Ces actions, aussi louables que sporadiques, ne suffiront pourtant pas à sauver ce patrimoine sans volonté politique. Du côté du ministère de la Culture, Abdellah Salah, de la Direction du Patrimoine, regrette le vide juridique qui ne garantit pas de protection à ces «objets à caractère ethnographique». «La loi 22-80 devrait être révisée pour protéger ce mobilier, explique-t-il. Dans l’avenir, on pourrait établir une certaine loi pour acquérir ces portes, qui deviendraient ainsi des biens publics dans des musées». Il reconnaît toutefois qu’il est difficile de les protéger sans les retirer de leur contexte environnemental, les populations étant toujours exposées à la précarité et aux pressions des acheteurs. Un effort est, selon lui, également fourni au niveau des douanes, «en l’absence de loi, par la sensibilisation uniquement». Cela ne semble pas enrayer la donne. Dans son bazar, Hassan affirme qu’il n’a jamais eu de problèmes avec la douane. L’essentiel de sa clientèle étant installée à l’étranger, il prend la peine d’assurer sans mal les formalités d’export. Autant dire que le Maroc risque de continuer à voir ses portes séculaires disparaître dans la nature en toute impunité. On taira donc le nom des quelques villages épargnés pour, sinon les stopper, du moins freiner les convoitises.

Par Aïda Semlali

Journal Hebdo
 
Re : Patrimoine: Portées disparues

agerzam said:
«Ils sont prêts à tout pour obtenir une porte, se révolte Salima Naji, n’hésitant pas à débarquer à des dates-clés, à la veille de l’Aïd ou du mois de Ramadan». .
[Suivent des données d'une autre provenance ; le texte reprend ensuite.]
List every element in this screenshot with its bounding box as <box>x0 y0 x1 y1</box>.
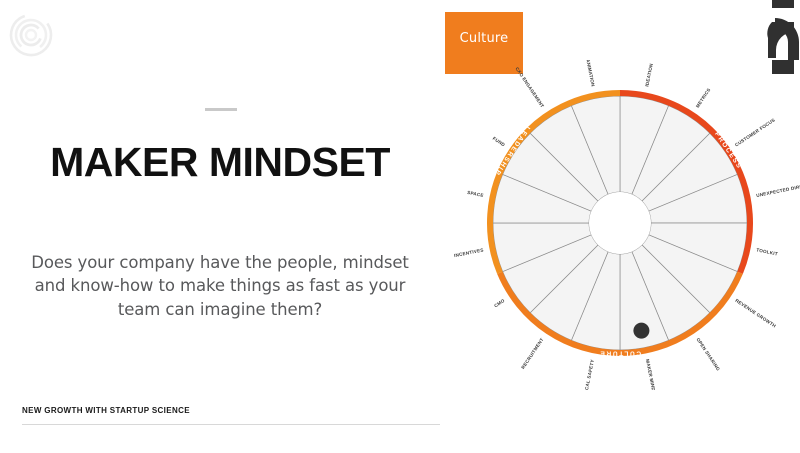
concentric-spiral-logo-icon <box>8 12 54 58</box>
slide-canvas: MAKER MINDSET Does your company have the… <box>0 0 800 453</box>
page-title: MAKER MINDSET <box>0 141 440 184</box>
wheel-spoke-label-unexpected-directions: UNEXPECTED DIRECTIONS <box>756 180 800 198</box>
wheel-spoke-label-ideation: IDEATION <box>644 63 654 88</box>
wheel-spoke-label-cmo: CMO <box>493 298 505 309</box>
wheel-spoke-label-revenue-growth: REVENUE GROWTH <box>734 298 777 329</box>
wheel-spoke-label-maker-mindset: MAKER MINDSET <box>645 359 658 390</box>
wheel-spoke-label-metrics: METRICS <box>695 87 712 108</box>
wheel-spoke-label-incentives: INCENTIVES <box>454 247 484 258</box>
wheel-spoke-label-cxo-engagement: CXO ENGAGEMENT <box>514 66 545 108</box>
wheel-spoke-label-toolkit: TOOLKIT <box>756 247 778 256</box>
wheel-hub <box>589 192 651 254</box>
wheel-spoke-label-portfolio-animation: PORTFOLIO ANIMATION <box>579 60 595 88</box>
title-divider-rule <box>205 108 237 111</box>
wheel-spoke-label-open-sharing: OPEN SHARING <box>695 337 721 372</box>
wheel-spoke-label-psychological-safety: PSYCHOLOGICAL SAFETY <box>578 359 595 390</box>
wheel-score-marker[interactable] <box>633 323 649 339</box>
innovation-wheel-chart: IDEATIONMETRICSCUSTOMER FOCUSUNEXPECTED … <box>440 60 800 390</box>
wheel-spoke-label-space: SPACE <box>467 190 484 198</box>
wheel-spoke-label-fund: FUND <box>492 136 507 148</box>
culture-badge-label: Culture <box>445 31 523 46</box>
wheel-score-markers-group <box>633 323 649 339</box>
subtitle-question: Does your company have the people, minds… <box>28 251 412 323</box>
wheel-arc-label-culture: CULTURE <box>599 350 641 357</box>
footer-divider-rule <box>22 424 440 425</box>
left-content-panel: MAKER MINDSET Does your company have the… <box>0 0 440 453</box>
innovation-wheel-svg: IDEATIONMETRICSCUSTOMER FOCUSUNEXPECTED … <box>440 60 800 390</box>
wheel-spoke-label-customer-focus: CUSTOMER FOCUS <box>734 117 776 147</box>
footer-label: NEW GROWTH WITH STARTUP SCIENCE <box>22 406 190 415</box>
wheel-spoke-label-recruitment: RECRUITMENT <box>520 337 544 370</box>
right-diagram-panel: Culture IDEATIONMETRICSCUSTOMER FOCUSUNE… <box>440 0 800 453</box>
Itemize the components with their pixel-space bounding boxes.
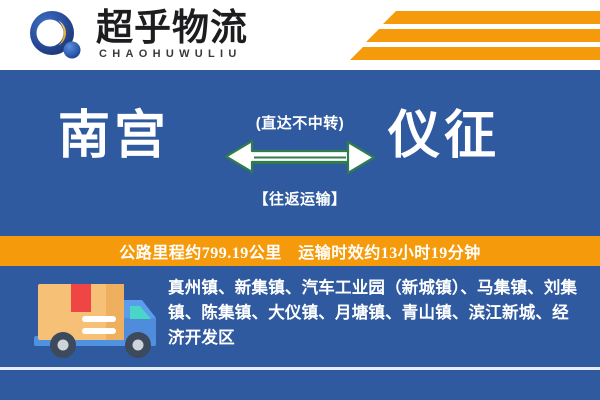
circle-crescent-logo-icon [28,10,84,62]
banner-header: 超乎物流 CHAOHUWULIU [0,0,600,70]
coverage-panel: 真州镇、新集镇、汽车工业园（新城镇）、马集镇、刘集镇、陈集镇、大仪镇、月塘镇、青… [0,266,600,400]
bottom-divider [0,367,600,370]
brand-name-en: CHAOHUWULIU [99,48,242,60]
header-stripe-1 [383,11,600,24]
coverage-towns-list: 真州镇、新集镇、汽车工业园（新城镇）、马集镇、刘集镇、陈集镇、大仪镇、月塘镇、青… [168,275,582,350]
route-note-direct: (直达不中转) [0,112,600,133]
route-info-bar: 公路里程约799.19公里 运输时效约13小时19分钟 [0,236,600,266]
route-info-text: 公路里程约799.19公里 运输时效约13小时19分钟 [119,239,481,263]
logistics-route-banner: 超乎物流 CHAOHUWULIU 南宫 仪征 (直达不中转) 【往返运输】 公路… [0,0,600,400]
delivery-truck-icon [28,274,164,364]
double-headed-arrow-icon [222,138,378,180]
header-stripe-3 [350,47,600,60]
route-panel: 南宫 仪征 (直达不中转) 【往返运输】 [0,70,600,236]
header-stripe-2 [366,29,600,42]
route-note-roundtrip: 【往返运输】 [0,188,600,209]
brand-name-cn: 超乎物流 [96,8,248,48]
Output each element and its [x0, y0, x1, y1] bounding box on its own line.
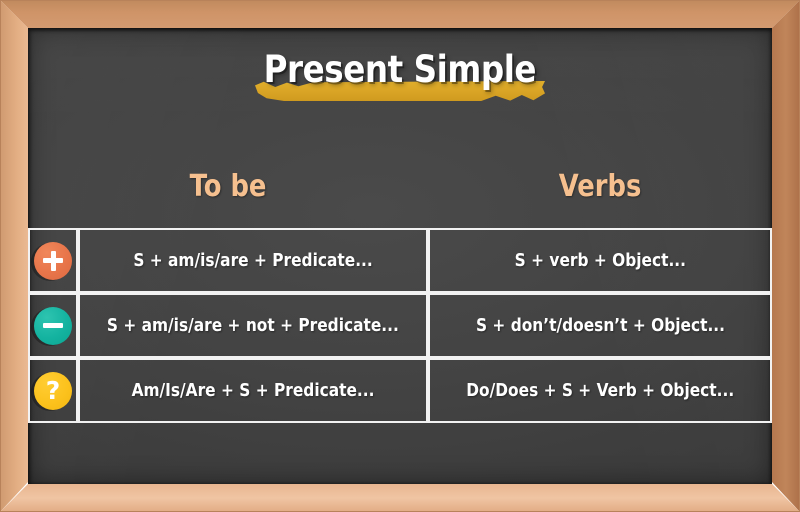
row-badge-cell	[28, 293, 78, 358]
minus-glyph	[43, 316, 63, 336]
cell-to-be: S + am/is/are + Predicate...	[78, 228, 428, 293]
cell-verbs: Do/Does + S + Verb + Object...	[428, 358, 772, 423]
cell-to-be: S + am/is/are + not + Predicate...	[78, 293, 428, 358]
row-badge-cell: ?	[28, 358, 78, 423]
cell-to-be: Am/Is/Are + S + Predicate...	[78, 358, 428, 423]
frame-rail-top	[0, 0, 800, 28]
grammar-table: S + am/is/are + Predicate... S + verb + …	[28, 228, 772, 423]
cell-verbs: S + verb + Object...	[428, 228, 772, 293]
table-row: S + am/is/are + not + Predicate... S + d…	[28, 293, 772, 358]
column-header-to-be: To be	[56, 158, 400, 214]
cell-text: S + am/is/are + Predicate...	[133, 251, 372, 271]
badge-disc	[34, 307, 72, 345]
page-title: Present Simple	[264, 48, 536, 91]
minus-icon	[34, 307, 72, 345]
plus-glyph	[43, 251, 63, 271]
question-icon: ?	[34, 372, 72, 410]
column-headers: To be Verbs	[28, 158, 772, 214]
table-row: ? Am/Is/Are + S + Predicate... Do/Does +…	[28, 358, 772, 423]
cell-text: Do/Does + S + Verb + Object...	[466, 381, 734, 401]
table-row: S + am/is/are + Predicate... S + verb + …	[28, 228, 772, 293]
chalkboard-poster: Present Simple To be Verbs S + am/is/are…	[0, 0, 800, 512]
cell-text: Am/Is/Are + S + Predicate...	[132, 381, 375, 401]
frame-rail-bottom	[0, 484, 800, 512]
cell-text: S + am/is/are + not + Predicate...	[107, 316, 399, 336]
title-area: Present Simple	[0, 36, 800, 102]
question-glyph: ?	[46, 378, 61, 403]
plus-icon	[34, 242, 72, 280]
cell-verbs: S + don’t/doesn’t + Object...	[428, 293, 772, 358]
cell-text: S + verb + Object...	[514, 251, 685, 271]
column-header-verbs: Verbs	[452, 158, 748, 214]
row-badge-cell	[28, 228, 78, 293]
badge-disc	[34, 242, 72, 280]
badge-disc: ?	[34, 372, 72, 410]
cell-text: S + don’t/doesn’t + Object...	[475, 316, 724, 336]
je vais rester polie ... parce que là ce sont des choses qui me dépassent et qui me rendent FURAX ... qui malheureusement n'ont pas epargné mon village: portes, bijoux ancestraux, lustres anciens, ouvrages, tapis anciens de grande valeur ... bradés ... certes on ne peut pas en vouloir aux villageois qui parfois n'ont pas le choix mais faut ABSOLUMENT faire quelque chose et ne pas se contenter de faire de la prévention car ça ne sert à rien quand il est question de survie.

Les associations/coopératives ont un rôle plus que primordiale dans l'économie d'un village et donc dans la sauvegarde du patrimoine.
 
Re : Patrimoine: Portées disparues

Gerard Majax said:
je vais rester polie ... parce que là ce sont des choses qui me dépassent et qui me rendent FURAX ... qui malheureusement n'ont pas epargné mon village: portes, bijoux ancestraux, lustres anciens, ouvrages, tapis anciens de grande valeur ... bradés ... certes on ne peut pas en vouloir aux villageois qui parfois n'ont pas le choix mais faut ABSOLUMENT faire quelque chose et ne pas se contenter de faire de la prévention car ça ne sert à rien quand il est question de survie.
Gerard Majax said:
Les associations/coopératives ont un rôle plus que primordiale dans l'économie d'un village et donc dans la sauvegarde du patrimoine.


Il faudrait faire appel à Nicolas Sarkozy, parce que en dehors de lui je ne vois pas qui pourrait sauver les meubles et faire le ménage au Maroc, en nettoyant ce bazar au Kärcher.

( OK, je sors! :chut: )
 
Re : Patrimoine: Portées disparues

Nous possédons encore une vieille et grande porte dans notre maison à tamazirte (région de marrakech),je souhaite pas la voir arracher par ces criminels smasria.
Taggurt nkh raghin tghama ur tri man.